“You’re watching?” my friend Susan asked.
“I’m watching,” I said. “I had to stop knitting because I’m too nervous. We’re going to win the World Series!”
“I’m so happy for you,” she said. “Even if the Tigers are going to lose.” (At the time, Susan lived in Michigan and knew a lot of Tigers fans.)
Susan was one of the first people I met at college, and the very first girl friend I ever had who cared about baseball. When we arrived at college in 1998, my Cardinals were inching excruciatingly slowly towards the end of a decade long funk that happened to coincide with my entire baseball fandom to that point. Susan’s team, in the AL, was better, winning their division twice in three years, albeit only to get swept out of the first round by the Yankees both times.
You see where this is going. Susan grew up a Rangers fan.

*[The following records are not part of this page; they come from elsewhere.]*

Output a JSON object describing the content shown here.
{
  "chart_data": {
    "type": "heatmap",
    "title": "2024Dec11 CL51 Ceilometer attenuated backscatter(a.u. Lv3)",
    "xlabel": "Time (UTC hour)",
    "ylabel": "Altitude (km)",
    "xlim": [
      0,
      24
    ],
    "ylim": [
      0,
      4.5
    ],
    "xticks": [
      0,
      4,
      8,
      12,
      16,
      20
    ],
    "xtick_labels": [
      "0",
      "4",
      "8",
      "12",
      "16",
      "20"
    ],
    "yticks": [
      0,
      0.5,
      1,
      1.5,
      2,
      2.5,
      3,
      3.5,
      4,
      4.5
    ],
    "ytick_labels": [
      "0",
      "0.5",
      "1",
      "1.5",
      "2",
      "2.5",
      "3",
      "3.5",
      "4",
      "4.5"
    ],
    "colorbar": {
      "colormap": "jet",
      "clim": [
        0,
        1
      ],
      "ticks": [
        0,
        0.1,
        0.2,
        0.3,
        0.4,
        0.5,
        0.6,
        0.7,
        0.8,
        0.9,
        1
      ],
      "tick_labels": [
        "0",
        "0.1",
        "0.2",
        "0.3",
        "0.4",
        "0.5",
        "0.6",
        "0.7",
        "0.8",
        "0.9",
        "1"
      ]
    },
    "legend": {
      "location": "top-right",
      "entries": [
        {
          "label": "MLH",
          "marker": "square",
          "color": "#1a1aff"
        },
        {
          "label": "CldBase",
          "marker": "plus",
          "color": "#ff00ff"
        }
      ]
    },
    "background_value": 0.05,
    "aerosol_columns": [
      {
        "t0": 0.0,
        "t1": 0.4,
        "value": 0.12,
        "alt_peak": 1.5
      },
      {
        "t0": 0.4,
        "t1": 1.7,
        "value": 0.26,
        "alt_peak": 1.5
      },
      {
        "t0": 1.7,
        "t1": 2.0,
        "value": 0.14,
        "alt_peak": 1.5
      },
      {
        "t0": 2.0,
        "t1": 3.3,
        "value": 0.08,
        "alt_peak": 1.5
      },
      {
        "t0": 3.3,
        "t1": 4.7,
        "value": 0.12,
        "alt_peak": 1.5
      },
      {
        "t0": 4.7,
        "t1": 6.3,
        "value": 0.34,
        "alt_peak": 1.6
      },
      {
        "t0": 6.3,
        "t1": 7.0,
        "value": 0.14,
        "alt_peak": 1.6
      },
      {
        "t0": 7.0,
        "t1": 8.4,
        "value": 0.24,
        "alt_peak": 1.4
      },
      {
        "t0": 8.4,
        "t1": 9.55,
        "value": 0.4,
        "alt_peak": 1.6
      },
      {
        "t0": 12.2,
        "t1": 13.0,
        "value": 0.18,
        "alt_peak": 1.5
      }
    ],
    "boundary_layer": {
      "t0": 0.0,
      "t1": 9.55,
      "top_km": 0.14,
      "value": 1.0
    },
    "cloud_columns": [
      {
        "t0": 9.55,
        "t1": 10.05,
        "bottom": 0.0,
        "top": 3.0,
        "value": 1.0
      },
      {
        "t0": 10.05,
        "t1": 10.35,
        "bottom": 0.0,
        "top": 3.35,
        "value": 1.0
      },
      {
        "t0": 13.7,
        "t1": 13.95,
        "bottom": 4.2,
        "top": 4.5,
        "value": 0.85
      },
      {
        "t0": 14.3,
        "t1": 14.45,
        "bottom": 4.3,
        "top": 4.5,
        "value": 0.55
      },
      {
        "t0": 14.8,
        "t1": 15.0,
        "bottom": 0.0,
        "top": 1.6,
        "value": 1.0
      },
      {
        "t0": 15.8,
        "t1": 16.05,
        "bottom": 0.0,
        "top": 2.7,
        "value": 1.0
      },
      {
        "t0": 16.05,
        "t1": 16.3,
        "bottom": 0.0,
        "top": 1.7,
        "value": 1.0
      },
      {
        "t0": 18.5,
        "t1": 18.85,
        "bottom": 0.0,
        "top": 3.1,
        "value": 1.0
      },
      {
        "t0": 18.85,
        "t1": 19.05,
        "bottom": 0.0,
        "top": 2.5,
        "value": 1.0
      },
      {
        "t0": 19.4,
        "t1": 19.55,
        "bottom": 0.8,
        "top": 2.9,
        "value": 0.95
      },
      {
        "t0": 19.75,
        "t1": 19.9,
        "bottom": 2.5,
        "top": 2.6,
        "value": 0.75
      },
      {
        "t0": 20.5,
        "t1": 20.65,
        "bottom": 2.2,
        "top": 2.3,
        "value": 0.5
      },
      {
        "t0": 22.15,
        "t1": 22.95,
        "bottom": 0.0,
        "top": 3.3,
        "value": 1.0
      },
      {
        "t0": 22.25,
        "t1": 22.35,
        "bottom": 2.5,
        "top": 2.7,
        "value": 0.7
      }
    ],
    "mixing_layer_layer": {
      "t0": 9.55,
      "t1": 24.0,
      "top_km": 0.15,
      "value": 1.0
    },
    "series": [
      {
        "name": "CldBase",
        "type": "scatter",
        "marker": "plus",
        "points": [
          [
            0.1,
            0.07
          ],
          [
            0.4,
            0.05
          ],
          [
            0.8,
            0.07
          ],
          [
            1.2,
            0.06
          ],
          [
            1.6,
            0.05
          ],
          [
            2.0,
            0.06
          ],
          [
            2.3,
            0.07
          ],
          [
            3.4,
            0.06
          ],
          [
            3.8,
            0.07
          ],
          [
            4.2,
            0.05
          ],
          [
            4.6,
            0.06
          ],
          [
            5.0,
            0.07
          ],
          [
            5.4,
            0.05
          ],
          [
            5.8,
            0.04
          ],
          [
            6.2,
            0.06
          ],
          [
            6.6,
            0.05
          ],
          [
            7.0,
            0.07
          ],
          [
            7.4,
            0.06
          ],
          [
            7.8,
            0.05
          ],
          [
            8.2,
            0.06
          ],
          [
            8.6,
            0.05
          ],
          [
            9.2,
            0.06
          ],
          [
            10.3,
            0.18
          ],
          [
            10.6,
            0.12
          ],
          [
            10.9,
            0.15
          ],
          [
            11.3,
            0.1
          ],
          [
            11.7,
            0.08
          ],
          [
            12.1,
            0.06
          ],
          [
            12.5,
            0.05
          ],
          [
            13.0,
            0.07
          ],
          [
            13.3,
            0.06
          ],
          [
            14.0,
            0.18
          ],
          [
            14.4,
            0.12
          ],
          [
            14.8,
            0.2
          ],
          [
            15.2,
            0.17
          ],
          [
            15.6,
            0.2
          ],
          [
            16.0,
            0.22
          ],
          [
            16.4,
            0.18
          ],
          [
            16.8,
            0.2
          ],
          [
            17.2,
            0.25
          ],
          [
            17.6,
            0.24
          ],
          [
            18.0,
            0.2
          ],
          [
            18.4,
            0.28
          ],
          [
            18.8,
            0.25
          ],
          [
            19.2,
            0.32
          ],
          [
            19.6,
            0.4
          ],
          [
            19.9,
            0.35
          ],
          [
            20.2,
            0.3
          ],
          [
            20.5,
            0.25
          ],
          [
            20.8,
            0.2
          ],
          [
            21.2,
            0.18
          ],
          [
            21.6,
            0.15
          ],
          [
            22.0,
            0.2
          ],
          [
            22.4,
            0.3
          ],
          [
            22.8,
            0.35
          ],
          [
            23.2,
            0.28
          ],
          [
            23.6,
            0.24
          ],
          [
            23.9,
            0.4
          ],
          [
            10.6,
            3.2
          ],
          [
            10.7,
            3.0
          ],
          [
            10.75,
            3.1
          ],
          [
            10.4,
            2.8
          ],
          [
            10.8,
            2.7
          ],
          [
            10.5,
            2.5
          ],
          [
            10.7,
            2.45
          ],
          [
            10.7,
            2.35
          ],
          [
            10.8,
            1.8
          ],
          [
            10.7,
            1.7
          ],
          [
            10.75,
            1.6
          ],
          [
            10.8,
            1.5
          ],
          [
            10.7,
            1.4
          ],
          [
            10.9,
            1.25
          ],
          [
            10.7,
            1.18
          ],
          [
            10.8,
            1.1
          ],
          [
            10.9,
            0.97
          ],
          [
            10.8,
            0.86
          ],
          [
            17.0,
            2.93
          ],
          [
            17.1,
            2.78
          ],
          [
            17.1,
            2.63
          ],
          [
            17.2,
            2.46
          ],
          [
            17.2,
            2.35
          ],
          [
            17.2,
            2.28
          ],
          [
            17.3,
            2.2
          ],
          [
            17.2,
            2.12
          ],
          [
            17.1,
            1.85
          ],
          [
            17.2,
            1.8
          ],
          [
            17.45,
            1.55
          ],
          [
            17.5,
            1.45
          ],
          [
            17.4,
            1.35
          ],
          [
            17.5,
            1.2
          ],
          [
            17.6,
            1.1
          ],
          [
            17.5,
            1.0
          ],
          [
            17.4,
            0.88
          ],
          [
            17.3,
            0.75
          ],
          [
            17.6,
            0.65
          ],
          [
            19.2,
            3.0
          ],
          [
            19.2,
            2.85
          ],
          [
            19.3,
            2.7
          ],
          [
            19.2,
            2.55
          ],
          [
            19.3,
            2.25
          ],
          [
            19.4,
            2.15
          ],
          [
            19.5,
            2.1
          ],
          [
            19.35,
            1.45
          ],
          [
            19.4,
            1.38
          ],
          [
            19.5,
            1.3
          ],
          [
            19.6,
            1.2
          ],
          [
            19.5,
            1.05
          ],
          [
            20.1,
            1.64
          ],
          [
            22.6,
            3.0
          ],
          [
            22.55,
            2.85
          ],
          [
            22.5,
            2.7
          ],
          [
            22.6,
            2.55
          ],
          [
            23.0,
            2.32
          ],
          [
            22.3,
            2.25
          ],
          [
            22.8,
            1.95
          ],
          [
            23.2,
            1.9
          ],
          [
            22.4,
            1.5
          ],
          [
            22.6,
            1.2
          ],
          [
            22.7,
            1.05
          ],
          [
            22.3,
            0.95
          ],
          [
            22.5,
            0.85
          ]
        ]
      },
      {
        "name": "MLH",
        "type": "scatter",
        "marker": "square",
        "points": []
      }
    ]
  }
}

Over the years our friendship has continued, our love of baseball always on the periphery. St. Louis improved, Texas declined, St. Louis declined, Texas improved — in fact in the entirety of our friendship, this is the first year the Cardinals and the Rangers both made the playoffs, much less the World Series. We graduated college, moved East (Susan then moved South, and North, and South again). We went to old Yankee Stadium and CitiField together. We went to Europe together (where, disappointingly, we were a few weeks too late to attend a German professional baseball game). I was rooting hard for the Rangers during last year’s run, and delighted in their first playoff series win almost as much as she did.
It’s not that I don’t want to win the World Series. If the Cardinals somehow put two more wins into their pile of improbable, backs-against-the-wall victories they’ve been accruing for the last two months I will be ecstatic; if they lose, there will be a weekend of moping in my near future. But I will also make that call on the phone, and I will be happy to do it. If you can’t celebrate a World Series with your best friend, what’s the point?
Good luck, Susan. Good luck, Rangers. Go Cards!